More recently, studies on embedding continuous fiber in the plastic materials are realized mainly using fused deposition modeling (FDM) for different applications [20, 21, 22, 23, 24, 25, 26, 27]. Yao et al. have investigated embedding carbon fiber tows which provided a tensile strength increase of 70% and flexural strength increase of 18.7% compared to non-reinforced specimens. As seen in Figure 8, an artificial hand printed by FDM with embedded carbon fibers is manufactured as a demonstration part [20]. Dickson et al. have utilized a Mark One 3D printer in order to reinforce glass, carbon, and Kevlar fibers into nylon material (see Figure 9). For each of the printed composites relative to that obtained for the nylon samples with no reinforcement, up to a 6.3- and 5-fold enhancement in the tensile and flexural strengths were obtained, respectively, and the fiber type superior to others was observed to be carbon fiber [21]. Some studies did not only look into material but also equipment development as is the case with [22].

Figure 8.

(a) Test specimen geometries per ISO 527-4:1997 for tensile and ISO 14125:1998 for flexural tests and (b) demonstration part [20].

Figure 9.

Schematic description of the process (left) and produced specimens with different types of reinforcement fibers (right) [21].

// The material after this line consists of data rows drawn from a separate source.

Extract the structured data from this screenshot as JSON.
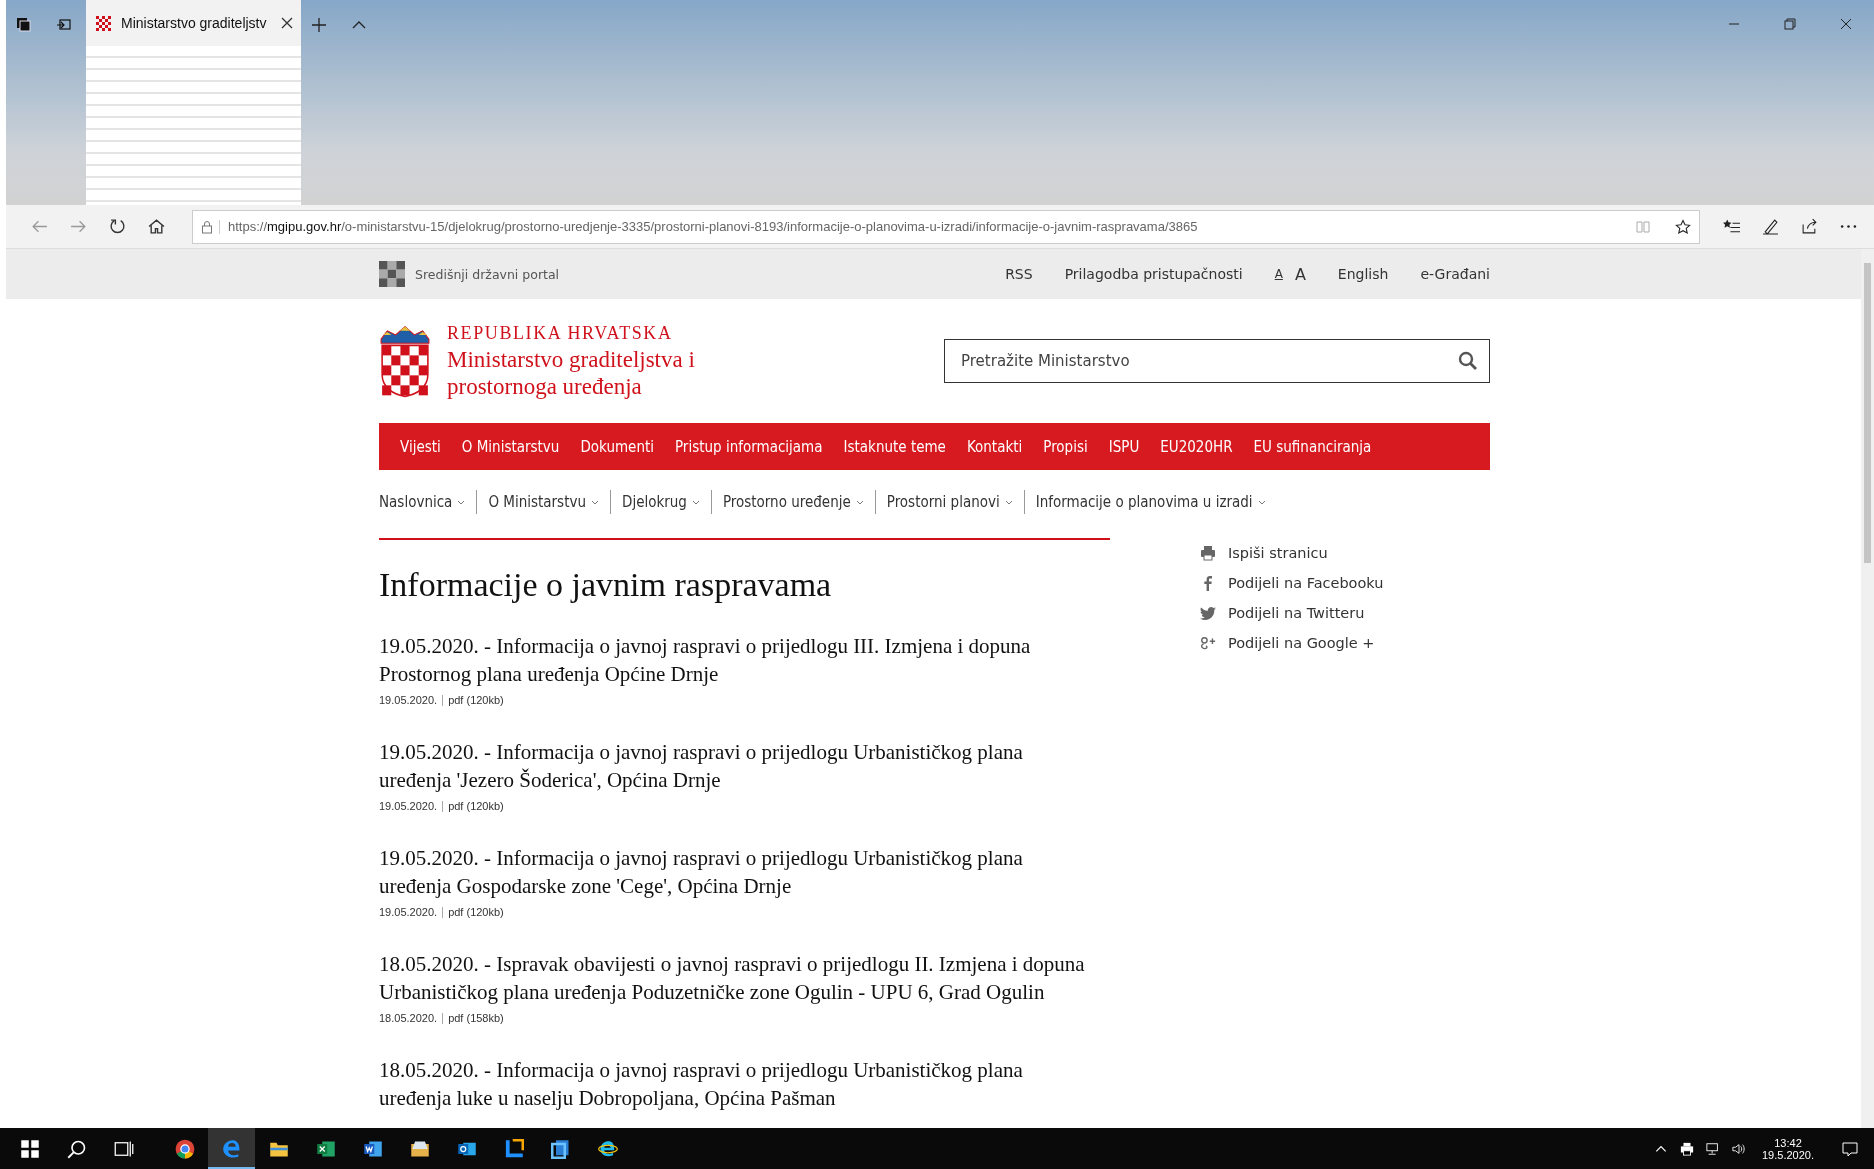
{
  "browser": {
    "tab": {
      "title": "Ministarstvo graditeljstv",
      "selected": true
    },
    "address": "https://**mgipu.gov.hr**/o-ministarstvu-15/djelokrug/prostorno-uredjenje-3335/prostorni-planovi-8193/informacije-o-planovima-u-izradi/informacije-o-javnim-raspravama/3865"
  },
  "utility_bar": {
    "portal": "Središnji državni portal",
    "links": [
      {
        "kind": "link",
        "label": "RSS"
      },
      {
        "kind": "link",
        "label": "Prilagodba pristupačnosti"
      },
      {
        "kind": "font-small",
        "label": "A"
      },
      {
        "kind": "font-large",
        "label": "A"
      },
      {
        "kind": "link",
        "label": "English"
      },
      {
        "kind": "link",
        "label": "e-Građani"
      }
    ]
  },
  "header": {
    "country": "REPUBLIKA HRVATSKA",
    "ministry": [
      "Ministarstvo graditeljstva i",
      "prostornoga uređenja"
    ],
    "search": {
      "placeholder": "Pretražite Ministarstvo"
    }
  },
  "main_nav": [
    "Vijesti",
    "O Ministarstvu",
    "Dokumenti",
    "Pristup informacijama",
    "Istaknute teme",
    "Kontakti",
    "Propisi",
    "ISPU",
    "EU2020HR",
    "EU sufinanciranja"
  ],
  "breadcrumb": [
    "Naslovnica",
    "O Ministarstvu",
    "Djelokrug",
    "Prostorno uređenje",
    "Prostorni planovi",
    "Informacije o planovima u izradi"
  ],
  "page_title": "Informacije o javnim raspravama",
  "documents": [
    {
      "title": "19.05.2020. - Informacija o javnoj raspravi o prijedlogu III. Izmjena i dopuna Prostornog plana uređenja Općine Drnje",
      "date": "19.05.2020.",
      "file": "pdf (120kb)"
    },
    {
      "title": "19.05.2020. - Informacija o javnoj raspravi o prijedlogu Urbanističkog plana uređenja 'Jezero Šoderica', Općina Drnje",
      "date": "19.05.2020.",
      "file": "pdf (120kb)"
    },
    {
      "title": "19.05.2020. - Informacija o javnoj raspravi o prijedlogu Urbanističkog plana uređenja Gospodarske zone 'Cege', Općina Drnje",
      "date": "19.05.2020.",
      "file": "pdf (120kb)"
    },
    {
      "title": "18.05.2020. - Ispravak obavijesti o javnoj raspravi o prijedlogu II. Izmjena i dopuna Urbanističkog plana uređenja Poduzetničke zone Ogulin - UPU 6, Grad Ogulin",
      "date": "18.05.2020.",
      "file": "pdf (158kb)"
    },
    {
      "title": "18.05.2020. - Informacija o javnoj raspravi o prijedlogu Urbanističkog plana uređenja luke u naselju Dobropoljana, Općina Pašman"
    }
  ],
  "share_links": [
    {
      "kind": "print",
      "label": "Ispiši stranicu"
    },
    {
      "kind": "facebook",
      "label": "Podijeli na Facebooku"
    },
    {
      "kind": "twitter",
      "label": "Podijeli na Twitteru"
    },
    {
      "kind": "google",
      "label": "Podijeli na Google +"
    }
  ],
  "taskbar": {
    "time": "13:42",
    "date": "19.5.2020."
  }
}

Gardner et al. have investigated reinforcing ULTEM® material with carbon nano-yarn filaments leading to better tensile and electrical conductivity properties (see Figure 10) [22]. Rather than FDM or selective laser sintering, some new techniques are proposed by some researchers. For example, Parandoush et al. proposed a novel method for AM of fiber composites by using prepreg composite. A laser is used to heat successive layers of prepreg tapes, and a compaction roller is utilized to bond these layers (see Figure 11) [23]. Moreover, Tian et al. also proposed a new methodology for continuous fiber reinforcement in AM (see Figure 12 for schematic demonstration of the process). In their study, the influence of process parameters on the interfaces and performance of printed composites have been investigated. With the optimized parameters, a fiber content of about 27% could achieve the maximum flexural strength of 335 MPa and flexural modulus of 30 GPa [24].

Figure 10.

Samples produced: (a) Uniaxial CNT yarn filament layer (b) embedded electrical signal (c) at higher magnification (d) Letters nAno printed (e) printed thin walls (f) at higher magnification [22].

Figure 11.

Schematic demonstration of the process [23].

Figure 12.

(a) Equipment for 3D printing for CFR PLA composites (b) Schematic printing process [24].

A similar technology is presented by Matsuzaki in [25], while another study conducted by Matsuzaki et al. [26] reports a very significant mechanical improvement by reinforcing continuous carbon fibers by FDM. Their results show that the tensile modulus and strength of 3D-printed continuous carbon fiber-reinforced PLA composites are 19.5 ± 2.08 GPa and 185.2 ± 24.6 MPa, respectively, which are 599 and 435% of the tensile modulus and strength of the pure PLA specimens. This mechanical improvement is much larger compared to that of short fiber-reinforced PLA composites [25]. Table 3 gives a summary of studies involving continuous fiber reinforcement by FDM technology.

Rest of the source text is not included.